En un momento de nuestro encuentro, me pidió que leyera una enorme biografía del beato Juan de Palafox, obispo de Puebla (México) a mediados del siglo XVI y fundador de la famosa Biblioteca Palafoxiana.

Nacido en la oscuridad en Fitero, el pueblo de al lado donde nació el arzobispo Sáenz Lacalle, el obispo Palafox ascendió en la jerarquía de la Iglesia en México. Una disputa sobre la autoridad episcopal, tema del Concilio de Trento de la época, llevó a los jesuitas a trabajar contra él y a urdir su traslado y retiro a una diócesis pobre de España. Su causa de beatificación fue retomada posteriormente por el trono español y, finalmente, San Juan Pablo II la reactivó y fue proclamado Beato en 2011.

Supongo que el arzobispo Sáenz Lacalle se identificó con Palafox por muchas razones además de la proximidad de los respectivos lugares de nacimiento.

 

Sacerdotes llevan el féretro del arzobispo Fernando Sáenz Lacalle a la cripta de la catedral de San Salvador, El Salvador, 2 de mayo de 2022. (Foto CNS/cortesía Roberto Rivas)

Desde el principio, el arzobispo Sáenz Lacalle fue una elección controvertida para San Salvador, enfrentándose a constantes críticas y a lo que yo llamaría un comportamiento pasivo-agresivo por parte de algunos miembros del clero. En una ocasión, me mostró una carta anónima en la que se le criticaba personalmente. Sabía quién era el sacerdote que la había escrito, dijo, porque el sacerdote escribía constantemente las mismas palabras cuando escribía sobre otros temas y firmaba con su nombre.

Pero a pesar del veneno de sus oponentes, el arzobispo siempre estaba alegre. Podía reírse de los ataques de sus críticos, que venían de la izquierda, de la derecha, y de los que estaban en medio. Recuerdo que veía una gran gracia en el extraño cuento de Herman Melville sobre Bartleby el escribiente, cuya recalcitrante conducta del personaje del título se resumía en su repetida frase: "Preferiría no hacerlo".

Estuvo escrupulosamente orientado a la tarea, terminó la reconstrucción de la catedral de San Salvador, una iglesia muy hermosa pero que costó muchos recursos y energía. Con un trabajo cuidadoso, respondió a la destrucción causada por dos terribles terremotos en el año 2000. Organizó pacientemente el trabajo pastoral de la archidiócesis tras la guerra civil de El Salvador, visitando parroquias, confirmando a decenas de miles de jóvenes y bendiciendo innumerables proyectos de construcción, mientras hacía equilibrios en la cuerda floja de la política salvadoreña. Acosado por un periodista para que diera su opinión sobre la gestión del presidente saliente, dijo que el asunto estaba "muy abierto a las opiniones".

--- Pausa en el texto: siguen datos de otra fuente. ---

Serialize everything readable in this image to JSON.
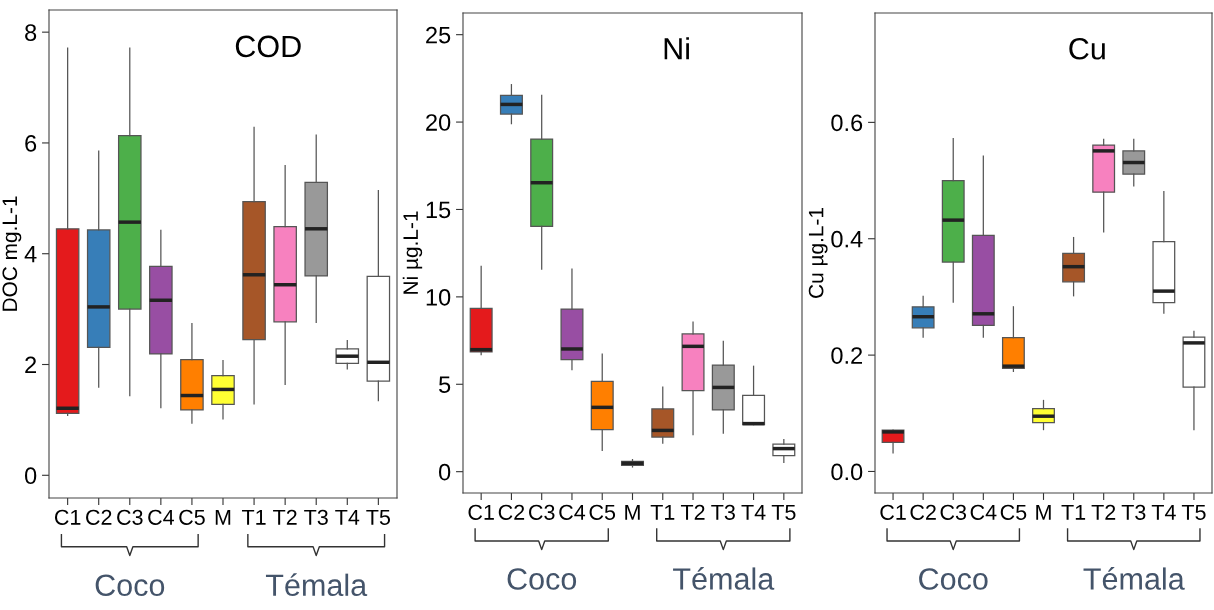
{
  "chart_data": [
    {
      "type": "box",
      "title": "COD",
      "ylabel": "DOC mg.L-1",
      "categories": [
        "C1",
        "C2",
        "C3",
        "C4",
        "C5",
        "M",
        "T1",
        "T2",
        "T3",
        "T4",
        "T5"
      ],
      "colors": [
        "#e41a1c",
        "#377eb8",
        "#4daf4a",
        "#984ea3",
        "#ff7f00",
        "#ffff33",
        "#a65628",
        "#f781bf",
        "#999999",
        "#ffffff",
        "#ffffff"
      ],
      "boxes": [
        {
          "low": 1.08,
          "q1": 1.12,
          "median": 1.21,
          "q3": 4.45,
          "high": 7.71
        },
        {
          "low": 1.59,
          "q1": 2.31,
          "median": 3.04,
          "q3": 4.43,
          "high": 5.85
        },
        {
          "low": 1.44,
          "q1": 3.0,
          "median": 4.57,
          "q3": 6.13,
          "high": 7.71
        },
        {
          "low": 1.22,
          "q1": 2.19,
          "median": 3.16,
          "q3": 3.77,
          "high": 4.42
        },
        {
          "low": 0.94,
          "q1": 1.18,
          "median": 1.44,
          "q3": 2.09,
          "high": 2.74
        },
        {
          "low": 1.02,
          "q1": 1.28,
          "median": 1.55,
          "q3": 1.8,
          "high": 2.07
        },
        {
          "low": 1.29,
          "q1": 2.45,
          "median": 3.62,
          "q3": 4.94,
          "high": 6.28
        },
        {
          "low": 1.64,
          "q1": 2.77,
          "median": 3.44,
          "q3": 4.49,
          "high": 5.59
        },
        {
          "low": 2.76,
          "q1": 3.6,
          "median": 4.45,
          "q3": 5.29,
          "high": 6.14
        },
        {
          "low": 1.92,
          "q1": 2.02,
          "median": 2.15,
          "q3": 2.28,
          "high": 2.43
        },
        {
          "low": 1.35,
          "q1": 1.7,
          "median": 2.04,
          "q3": 3.59,
          "high": 5.14
        }
      ],
      "ylim": [
        -0.41,
        8.4
      ],
      "yticks": [
        0,
        2,
        4,
        6,
        8
      ],
      "annotations": [
        "Coco",
        "Témala"
      ]
    },
    {
      "type": "box",
      "title": "Ni",
      "ylabel": "Ni µg.L-1",
      "categories": [
        "C1",
        "C2",
        "C3",
        "C4",
        "C5",
        "M",
        "T1",
        "T2",
        "T3",
        "T4",
        "T5"
      ],
      "colors": [
        "#e41a1c",
        "#377eb8",
        "#4daf4a",
        "#984ea3",
        "#ff7f00",
        "#ffff33",
        "#a65628",
        "#f781bf",
        "#999999",
        "#ffffff",
        "#ffffff"
      ],
      "boxes": [
        {
          "low": 6.69,
          "q1": 6.85,
          "median": 6.98,
          "q3": 9.34,
          "high": 11.75
        },
        {
          "low": 19.91,
          "q1": 20.46,
          "median": 21.01,
          "q3": 21.53,
          "high": 22.14
        },
        {
          "low": 11.59,
          "q1": 14.04,
          "median": 16.53,
          "q3": 19.03,
          "high": 21.53
        },
        {
          "low": 5.84,
          "q1": 6.41,
          "median": 7.02,
          "q3": 9.3,
          "high": 11.59
        },
        {
          "low": 1.22,
          "q1": 2.4,
          "median": 3.68,
          "q3": 5.17,
          "high": 6.73
        },
        {
          "low": 0.27,
          "q1": 0.36,
          "median": 0.48,
          "q3": 0.59,
          "high": 0.69
        },
        {
          "low": 1.64,
          "q1": 1.98,
          "median": 2.36,
          "q3": 3.59,
          "high": 4.84
        },
        {
          "low": 2.12,
          "q1": 4.63,
          "median": 7.17,
          "q3": 7.88,
          "high": 8.56
        },
        {
          "low": 2.21,
          "q1": 3.53,
          "median": 4.82,
          "q3": 6.1,
          "high": 7.46
        },
        {
          "low": 2.69,
          "q1": 2.69,
          "median": 2.75,
          "q3": 4.37,
          "high": 6.03
        },
        {
          "low": 0.53,
          "q1": 0.92,
          "median": 1.32,
          "q3": 1.58,
          "high": 1.83
        }
      ],
      "ylim": [
        -1.22,
        26.24
      ],
      "yticks": [
        0,
        5,
        10,
        15,
        20,
        25
      ],
      "annotations": [
        "Coco",
        "Témala"
      ]
    },
    {
      "type": "box",
      "title": "Cu",
      "ylabel": "Cu µg.L-1",
      "categories": [
        "C1",
        "C2",
        "C3",
        "C4",
        "C5",
        "M",
        "T1",
        "T2",
        "T3",
        "T4",
        "T5"
      ],
      "colors": [
        "#e41a1c",
        "#377eb8",
        "#4daf4a",
        "#984ea3",
        "#ff7f00",
        "#ffff33",
        "#a65628",
        "#f781bf",
        "#999999",
        "#ffffff",
        "#ffffff"
      ],
      "boxes": [
        {
          "low": 0.032,
          "q1": 0.05,
          "median": 0.068,
          "q3": 0.071,
          "high": 0.071
        },
        {
          "low": 0.231,
          "q1": 0.247,
          "median": 0.266,
          "q3": 0.283,
          "high": 0.301
        },
        {
          "low": 0.291,
          "q1": 0.36,
          "median": 0.432,
          "q3": 0.5,
          "high": 0.572
        },
        {
          "low": 0.231,
          "q1": 0.251,
          "median": 0.271,
          "q3": 0.406,
          "high": 0.542
        },
        {
          "low": 0.172,
          "q1": 0.177,
          "median": 0.181,
          "q3": 0.23,
          "high": 0.283
        },
        {
          "low": 0.072,
          "q1": 0.084,
          "median": 0.095,
          "q3": 0.108,
          "high": 0.122
        },
        {
          "low": 0.302,
          "q1": 0.326,
          "median": 0.352,
          "q3": 0.375,
          "high": 0.402
        },
        {
          "low": 0.412,
          "q1": 0.48,
          "median": 0.551,
          "q3": 0.561,
          "high": 0.571
        },
        {
          "low": 0.491,
          "q1": 0.511,
          "median": 0.531,
          "q3": 0.551,
          "high": 0.571
        },
        {
          "low": 0.272,
          "q1": 0.29,
          "median": 0.31,
          "q3": 0.395,
          "high": 0.481
        },
        {
          "low": 0.072,
          "q1": 0.145,
          "median": 0.221,
          "q3": 0.231,
          "high": 0.241
        }
      ],
      "ylim": [
        -0.037,
        0.788
      ],
      "yticks": [
        {
          "value": 0,
          "label": "0.0"
        },
        0.2,
        0.4,
        0.6
      ],
      "annotations": [
        "Coco",
        "Témala"
      ]
    }
  ]
}
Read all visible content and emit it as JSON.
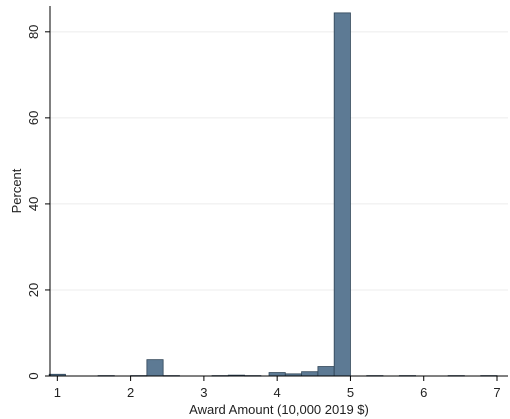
{
  "chart_data": {
    "type": "bar",
    "title": "",
    "xlabel": "Award Amount (10,000 2019 $)",
    "ylabel": "Percent",
    "xlim": [
      0.9,
      7.15
    ],
    "ylim": [
      0,
      86
    ],
    "x_ticks": [
      "1",
      "2",
      "3",
      "4",
      "5",
      "6",
      "7"
    ],
    "y_ticks": [
      "0",
      "20",
      "40",
      "60",
      "80"
    ],
    "grid": true,
    "bar_width": 0.222,
    "bar_color": "#5d7a94",
    "bar_edge_color": "#2e4457",
    "bars": [
      {
        "x": 1.0,
        "value": 0.4
      },
      {
        "x": 1.667,
        "value": 0.1
      },
      {
        "x": 2.111,
        "value": 0.1
      },
      {
        "x": 2.333,
        "value": 3.8
      },
      {
        "x": 2.556,
        "value": 0.1
      },
      {
        "x": 3.222,
        "value": 0.1
      },
      {
        "x": 3.444,
        "value": 0.2
      },
      {
        "x": 3.667,
        "value": 0.1
      },
      {
        "x": 4.0,
        "value": 0.8
      },
      {
        "x": 4.222,
        "value": 0.5
      },
      {
        "x": 4.444,
        "value": 1.0
      },
      {
        "x": 4.667,
        "value": 2.2
      },
      {
        "x": 4.889,
        "value": 84.4
      },
      {
        "x": 5.333,
        "value": 0.1
      },
      {
        "x": 5.778,
        "value": 0.1
      },
      {
        "x": 6.444,
        "value": 0.1
      },
      {
        "x": 6.889,
        "value": 0.1
      }
    ]
  }
}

Dudo que él mismo recibiera un juicio justo en el ambiente polarizado de un país todavía en crisis de conflicto e identidad. Sin embargo, fue un verdadero líder, guiado por su propia conciencia cuando otros se mueven por las opiniones de los que les rodean.

"Si la posteridad se desentiende de él, no pronunciará un juicio sobre él, sino sobre sí misma", dijo monseñor Ronald Knox sobre su amigo, el gran escritor católico G.K. Chesterton. Las mismas palabras son apropiadas para el arzobispo Sáenz Lacalle, un hombre que nunca trató a sus enemigos con la injusticia con la que él mismo fue tratado. Ni siquiera tengo que escribir "que" en la fórmula que utilizamos para rezar por los difuntos. Sé que descansa en paz.